La preuve de l’amour divin a été donnée avant le réveil de la conscience et il est précieux qu’il en soit ainsi. En effet je comprends que la conscience ne puisse supporter d’être atteinte quand un témoignage d’amour n’a pas été préalablement donné. Mais inversement ce témoignage d’amour serait par lui-même sans aucun profit pour un pécheur. Il faut qu’il y ait réveil et mise en exercice de la conscience ; et c’est ce que nous trouvons ici.
Mais le point sur lequel notre attention doit être maintenant attirée c’est le rapport de cette précieuse puissance de l’Esprit, source divine de la joie dans l’âme, avec le culte, au sujet duquel la femme, sachant peu quelle révélation elle allait provoquer, adresse une question au Sauveur. Pourquoi la pose-t-elle ? Par simple curiosité intellectuelle, peut-être même comme échappatoire pour une conscience qui était touchée et ne se prosternait pas encore complètement devant Dieu. Mais quel que puisse avoir été le motif de sa question, quelque mélangé que fût ce motif (chose hélas ! que nous connaissons trop bien), cette femme nous fournit l’occasion de recevoir de la bouche du Seigneur pour notre édification un précieux enseignement sur une très importante portée du don de l’Esprit. Car nous ne sommes pas seulement en possession de la vie éternelle et du Saint Esprit, mais tout cela est en vue de fins excellentes selon Dieu. Et ce qui réclame ici notre attention est nécessairement la fin la plus élevée — ce qui monte, non pas ce qui descend. Nous avons notre place de culte, nous avons notre place de service ; et le culte et le service sont précisément les deux directions dans lesquelles le Saint Esprit conduit nos âmes, agissant en nous comme l’eau qui jaillit jusque dans la vie éternelle. Le culte de Dieu Lui-même, de notre Père, est l’activité suprême. Il faut qu’Il ait la première place. Sinon pourrait-il convenir à Dieu ? Mais nous sommes encore dans un monde où des âmes périssent ; d’autres sont dans une extrême nécessité réclamant notre service ! L’état actuel de la chrétienté est celui d’une profonde pénurie. Et en conséquence le ministère de la grâce trouve ici-bas sa pleine justification.

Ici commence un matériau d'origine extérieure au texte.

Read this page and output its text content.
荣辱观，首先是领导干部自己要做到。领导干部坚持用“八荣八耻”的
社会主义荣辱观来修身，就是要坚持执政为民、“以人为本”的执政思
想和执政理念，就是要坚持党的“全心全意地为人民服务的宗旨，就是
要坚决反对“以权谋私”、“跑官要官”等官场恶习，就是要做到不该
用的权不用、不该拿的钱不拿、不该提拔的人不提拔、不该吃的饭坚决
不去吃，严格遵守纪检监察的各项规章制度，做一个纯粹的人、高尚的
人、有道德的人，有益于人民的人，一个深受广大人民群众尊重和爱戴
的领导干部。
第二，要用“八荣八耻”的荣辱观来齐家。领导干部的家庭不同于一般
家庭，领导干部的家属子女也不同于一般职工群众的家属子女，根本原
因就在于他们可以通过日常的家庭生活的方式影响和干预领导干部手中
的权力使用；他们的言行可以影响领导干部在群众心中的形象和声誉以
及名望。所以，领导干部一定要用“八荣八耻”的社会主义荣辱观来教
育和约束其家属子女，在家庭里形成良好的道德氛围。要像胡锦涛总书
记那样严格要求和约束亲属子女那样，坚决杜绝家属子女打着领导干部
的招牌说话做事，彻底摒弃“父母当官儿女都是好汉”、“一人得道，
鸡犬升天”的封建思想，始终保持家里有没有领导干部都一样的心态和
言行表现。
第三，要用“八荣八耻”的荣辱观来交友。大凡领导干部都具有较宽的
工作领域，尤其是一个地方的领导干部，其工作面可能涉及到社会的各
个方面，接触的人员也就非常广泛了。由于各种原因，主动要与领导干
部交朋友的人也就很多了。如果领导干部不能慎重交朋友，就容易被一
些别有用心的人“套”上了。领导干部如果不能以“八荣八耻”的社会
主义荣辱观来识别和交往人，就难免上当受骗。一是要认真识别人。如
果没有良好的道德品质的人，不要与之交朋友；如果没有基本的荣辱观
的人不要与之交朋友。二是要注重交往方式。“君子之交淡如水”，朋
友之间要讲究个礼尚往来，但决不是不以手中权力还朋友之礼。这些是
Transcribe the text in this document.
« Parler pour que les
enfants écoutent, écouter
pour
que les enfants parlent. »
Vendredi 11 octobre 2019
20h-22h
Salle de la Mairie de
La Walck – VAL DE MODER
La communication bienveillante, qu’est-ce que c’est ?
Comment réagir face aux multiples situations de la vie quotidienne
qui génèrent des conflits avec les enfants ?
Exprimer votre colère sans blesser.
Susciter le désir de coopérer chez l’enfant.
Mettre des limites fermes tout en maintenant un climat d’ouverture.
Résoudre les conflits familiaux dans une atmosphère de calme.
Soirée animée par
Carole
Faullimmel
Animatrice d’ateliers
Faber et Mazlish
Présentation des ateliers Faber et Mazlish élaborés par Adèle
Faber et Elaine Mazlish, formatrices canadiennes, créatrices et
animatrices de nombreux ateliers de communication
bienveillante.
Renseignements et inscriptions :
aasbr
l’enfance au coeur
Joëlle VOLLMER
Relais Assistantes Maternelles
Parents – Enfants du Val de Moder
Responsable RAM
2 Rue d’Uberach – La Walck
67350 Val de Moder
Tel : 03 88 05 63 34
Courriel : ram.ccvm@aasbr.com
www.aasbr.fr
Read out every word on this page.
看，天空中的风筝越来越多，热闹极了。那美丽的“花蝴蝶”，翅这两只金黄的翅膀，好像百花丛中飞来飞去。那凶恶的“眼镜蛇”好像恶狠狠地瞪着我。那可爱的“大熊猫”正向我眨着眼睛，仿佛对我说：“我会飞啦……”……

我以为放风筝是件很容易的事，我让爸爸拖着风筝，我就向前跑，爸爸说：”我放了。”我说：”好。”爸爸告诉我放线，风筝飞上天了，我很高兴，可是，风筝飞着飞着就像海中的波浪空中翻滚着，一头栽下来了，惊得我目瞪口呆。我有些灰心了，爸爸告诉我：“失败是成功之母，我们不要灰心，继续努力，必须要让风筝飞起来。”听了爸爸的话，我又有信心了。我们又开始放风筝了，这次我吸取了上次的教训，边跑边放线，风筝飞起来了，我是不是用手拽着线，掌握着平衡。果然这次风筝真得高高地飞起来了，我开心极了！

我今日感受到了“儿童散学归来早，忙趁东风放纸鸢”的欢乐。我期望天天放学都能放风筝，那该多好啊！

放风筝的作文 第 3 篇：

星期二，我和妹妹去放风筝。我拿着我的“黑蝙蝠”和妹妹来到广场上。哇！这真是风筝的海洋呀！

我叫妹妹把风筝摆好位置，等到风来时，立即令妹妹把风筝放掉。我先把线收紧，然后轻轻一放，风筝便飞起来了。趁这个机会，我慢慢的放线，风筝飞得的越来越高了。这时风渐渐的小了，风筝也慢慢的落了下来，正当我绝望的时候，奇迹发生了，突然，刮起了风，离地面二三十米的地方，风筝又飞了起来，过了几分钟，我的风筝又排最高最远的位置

Ce qui se présente ici pour le croyant, c’est donc cette connexion de l’Esprit avec le culte tel qu’il est expliqué par le Seigneur. « Nos pères, dit la femme, ont adoré sur cette montagne-ci (car elle avait son opinion, et une opinion très décidée) et vous, vous dites qu’à Jérusalem est le lieu où il faut adorer. Jésus lui dit : Femme, crois-moi : l’heure vient que vous n’adorerez le Père, ni sur cette montagne, ni à Jérusalem ». Ainsi, devant la présence du Fils disparaissent non seulement les faux systèmes mais même ce qui, comme révélation partielle, avait été sanctionné par Dieu : non seulement la montagne de Samarie, mais Jérusalem elle-même. Comment Jérusalem pouvait-elle garder sa place en présence du Fils de Dieu rejeté ? Elle était la ville du grand Roi ! Si le grand Roi y avait été reçu comme tel, Il aurait occupé Son trône dans cette cité conformément aux termes de l’ancienne promesse. Mais c’est là précisément ce qu’on Lui avait refusé, et maintenant le Roi, méprisé par ceux qui passaient pour les meilleurs et les plus sages, avait tourné le dos à cette ville rebelle. Fait qui ne sert qu’à souligner la plénitude de la grâce divine, et atteste en outre qu’ici, comme toujours, la plénitude de la grâce est attachée à la plénitude de la gloire. Un péché aussi flagrant touchait à la gloire et donnait occasion à la grâce de Dieu de se manifester. Ne vous y trompez pas : il n’y a pas d’indifférence en Dieu. Il s’oppose à tout péché commis contre Christ, en vertu de l’amour même qu’Il porte à Son peuple coupable, aussi bien que du soin qu’Il porte à l’honneur de Son Fils. Pareillement, même s’il ne s’agissait que de l’intérêt de l’Église ici-bas, Il ne veut pas laisser passer la plus petite tache, la moindre souillure, tolérer un affront fait à Christ. Outre cela, l’homme religieux avait éprouvé et éprouverait de plus en plus l’entière incapacité des ordonnances pour satisfaire à ses besoins ou à la gloire de Dieu.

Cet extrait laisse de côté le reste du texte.